Being a graduate student in Paris has been a wonderful experience;
not only do you learn a language, and all of its nuances, but you also
learn the culture, both French and Parisian. Through the Middlebury Master’s
Program in Language, I took two classes at the Nouvelle Sorbonne with French
students. The first class was a study of Notre Dame de Paris by Victor
Hugo, comparing it to the numerous film adaptations of the novel. I am
also taking a year-long French economics course. The best part so far has
been working on my thesis. I am studying the problems raised when religious
beliefs or practices are brought into the French classroom. In the U.S.,
students are generally free to wear symbols of their religions, including
shawls and scarves. In France, however, Muslim girls who wear these shawls
and scarves are being discriminated against because the government finds
them not in keeping with the lay mission of the school system. I am looking
for ways to ease the cultural tensions this issue raises.
Now, for the first time in my life I am truly on my own. I have adapted
to the French routine: I go to the same boulangerie to buy my baguette,
to the same fruit stand at the market to buy my clementines, and to the
same corner cafe to read and have my chocolat chaud. I have made numerous
French friends, all of whom enjoy sharing opinions on politics, cinema,
general differences between the French and Americans. I have seen great
French movies that will never come to the U.S., not to mention great plays,
including a French adaptation of The Blue Room starring Daniel Auteuil.
I am also working at GapKids near the Eiffel Tower.
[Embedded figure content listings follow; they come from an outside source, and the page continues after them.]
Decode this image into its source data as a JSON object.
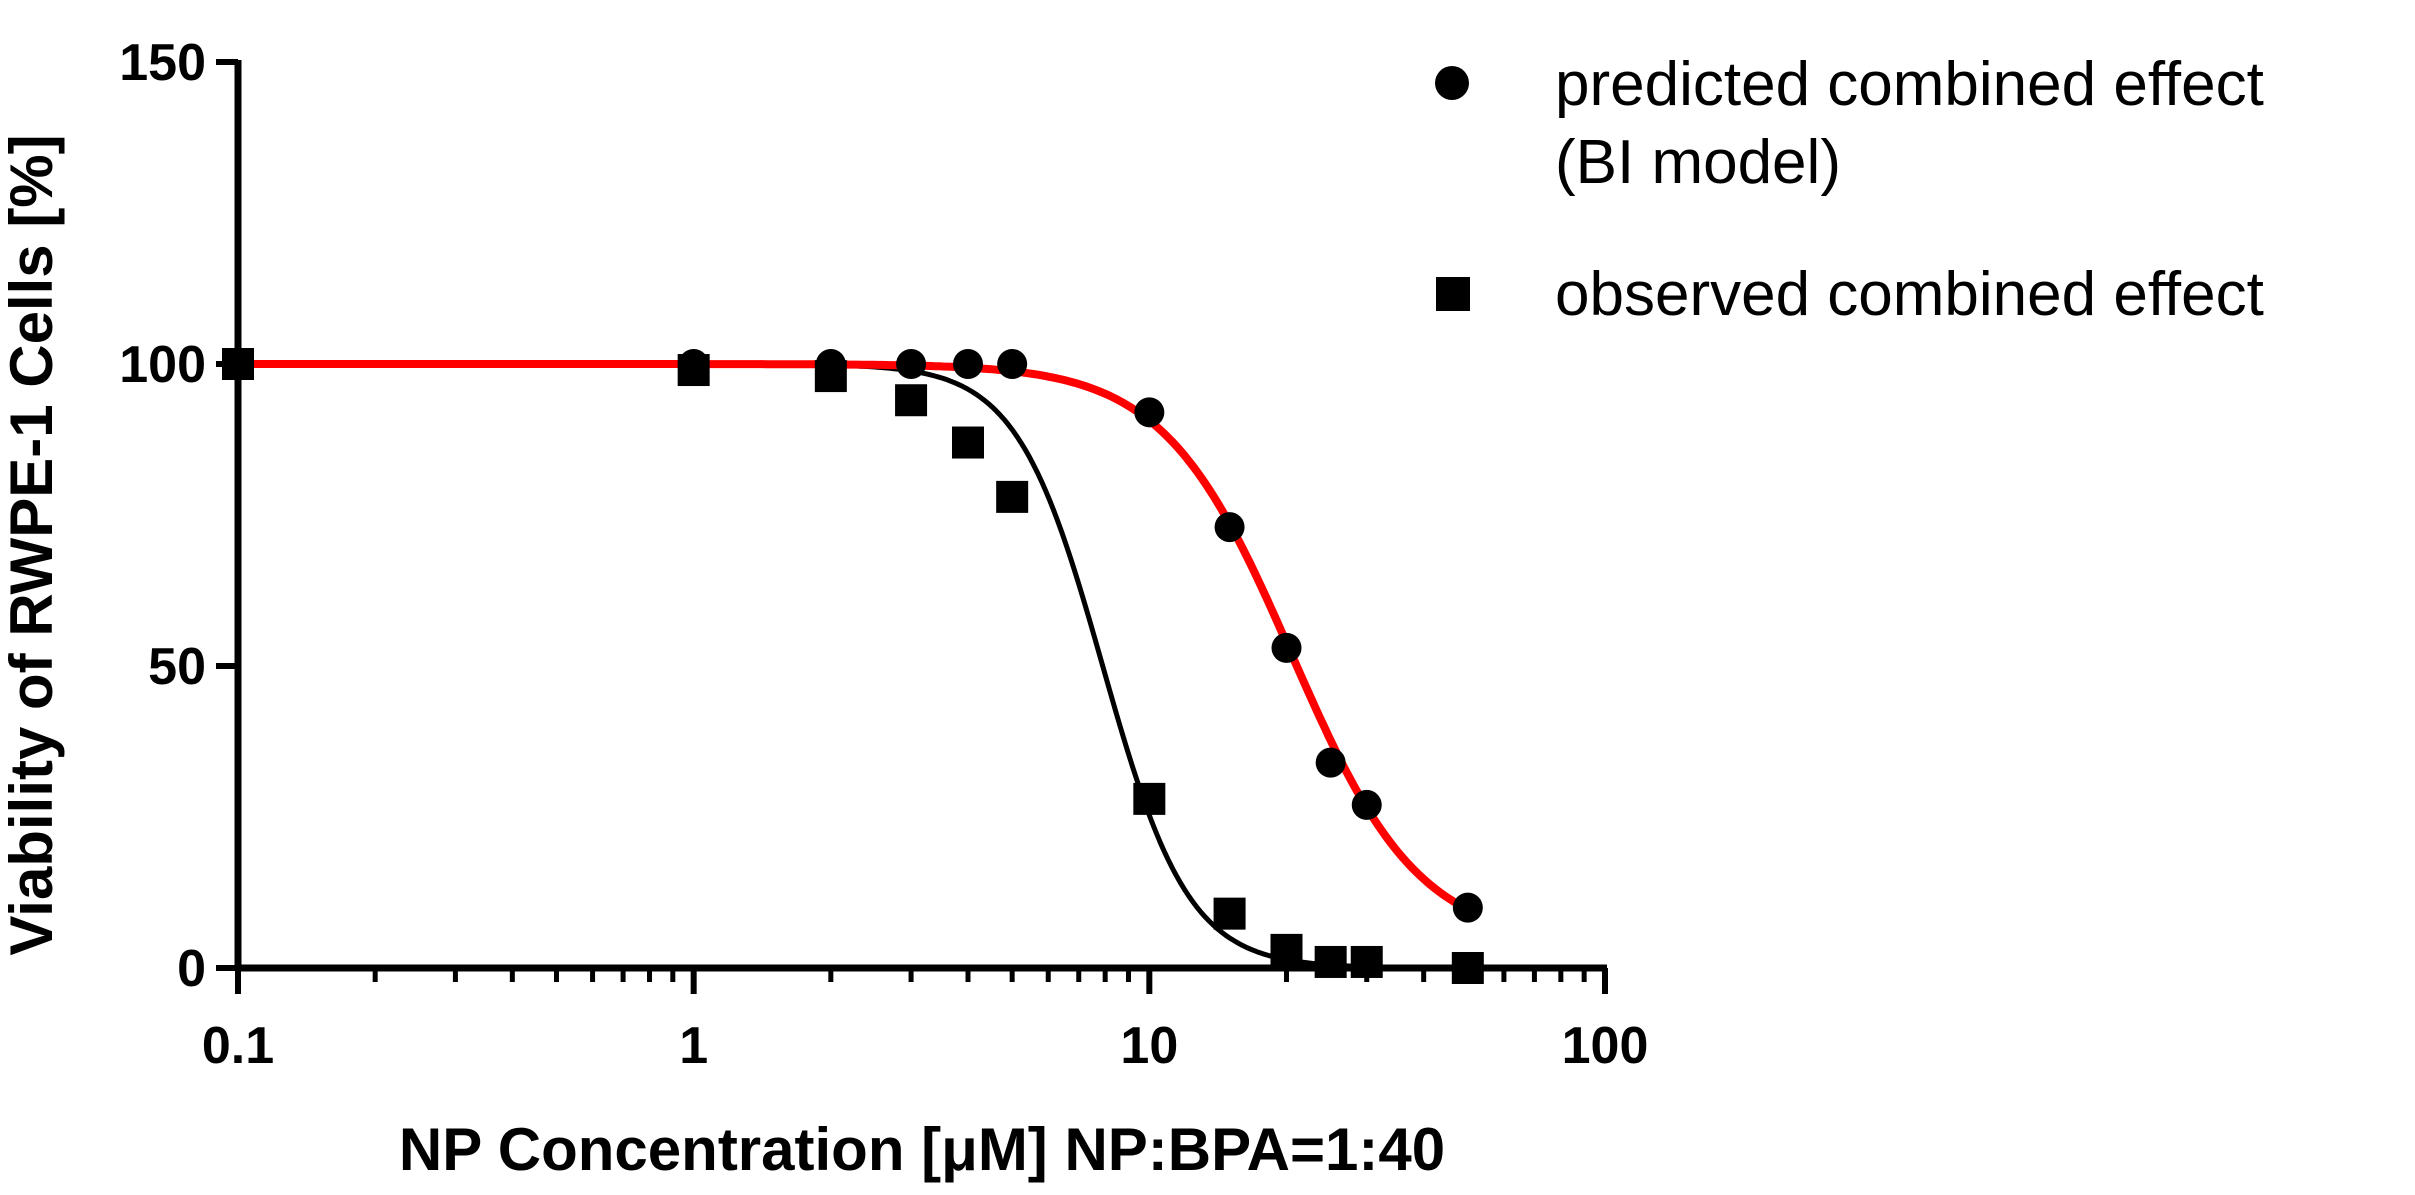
{
  "chart_data": {
    "type": "scatter",
    "xscale": "log",
    "xlim": [
      0.1,
      100
    ],
    "ylim": [
      0,
      150
    ],
    "xticks": [
      0.1,
      1,
      10,
      100
    ],
    "xtick_labels": [
      "0.1",
      "1",
      "10",
      "100"
    ],
    "yticks": [
      0,
      50,
      100,
      150
    ],
    "ytick_labels": [
      "0",
      "50",
      "100",
      "150"
    ],
    "xlabel": "NP Concentration [μM] NP:BPA=1:40",
    "ylabel": "Viability of RWPE-1 Cells [%]",
    "grid": false,
    "legend_position": "top-right",
    "series": [
      {
        "name": "predicted combined effect (BI model)",
        "legend_lines": [
          "predicted combined effect",
          "(BI model)"
        ],
        "marker": "circle",
        "color": "#000000",
        "x": [
          0.1,
          1,
          2,
          3,
          4,
          5,
          10,
          15,
          20,
          25,
          30,
          50
        ],
        "y": [
          100,
          100,
          100,
          100,
          100,
          100,
          92,
          73,
          53,
          34,
          27,
          10
        ],
        "fit": {
          "top": 100,
          "bottom": 4,
          "ec50": 20.5,
          "hill": 3.1,
          "color": "#ff0000"
        }
      },
      {
        "name": "observed combined effect",
        "legend_lines": [
          "observed combined effect"
        ],
        "marker": "square",
        "color": "#000000",
        "x": [
          0.1,
          1,
          2,
          3,
          4,
          5,
          10,
          15,
          20,
          25,
          30,
          50
        ],
        "y": [
          100,
          99,
          98,
          94,
          87,
          78,
          28,
          9,
          3,
          1,
          1,
          0
        ],
        "fit": {
          "top": 100,
          "bottom": 0,
          "ec50": 7.9,
          "hill": 4.6,
          "color": "#000000"
        }
      }
    ]
  }
}
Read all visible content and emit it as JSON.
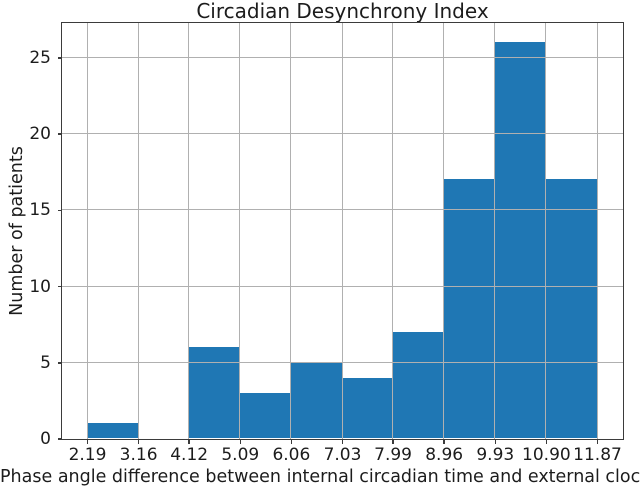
{
  "chart_data": {
    "type": "bar",
    "subtype": "histogram",
    "title": "Circadian Desynchrony Index",
    "xlabel": "Phase angle difference between internal circadian time and external clock time (h",
    "ylabel": "Number of patients",
    "bin_edges": [
      2.19,
      3.16,
      4.12,
      5.09,
      6.06,
      7.03,
      7.99,
      8.96,
      9.93,
      10.9,
      11.87
    ],
    "counts": [
      1,
      0,
      6,
      3,
      5,
      4,
      7,
      17,
      26,
      17
    ],
    "xtick_labels": [
      "2.19",
      "3.16",
      "4.12",
      "5.09",
      "6.06",
      "7.03",
      "7.99",
      "8.96",
      "9.93",
      "10.90",
      "11.87"
    ],
    "ytick_labels": [
      "0",
      "5",
      "10",
      "15",
      "20",
      "25"
    ],
    "yticks": [
      0,
      5,
      10,
      15,
      20,
      25
    ],
    "xlim": [
      1.706,
      12.354
    ],
    "ylim": [
      0,
      27.3
    ],
    "grid": true,
    "grid_above_bars": true,
    "legend": "none",
    "bar_color": "#1f77b4",
    "grid_color": "#b0b0b0",
    "spine_color": "#3b3b3b",
    "text_color": "#1c1c1c"
  }
}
Even though it is an American company, it has been “Frenchified” and
I can see cultural differences there. I will never have this chance
again in my life; I am making every moment count. I have learned that my
American culture and language are not the only ones that matter. With my
studies at Muhlenberg and now with Middlebury, I can move freely between
my English-speaking home culture and my adoptive French world!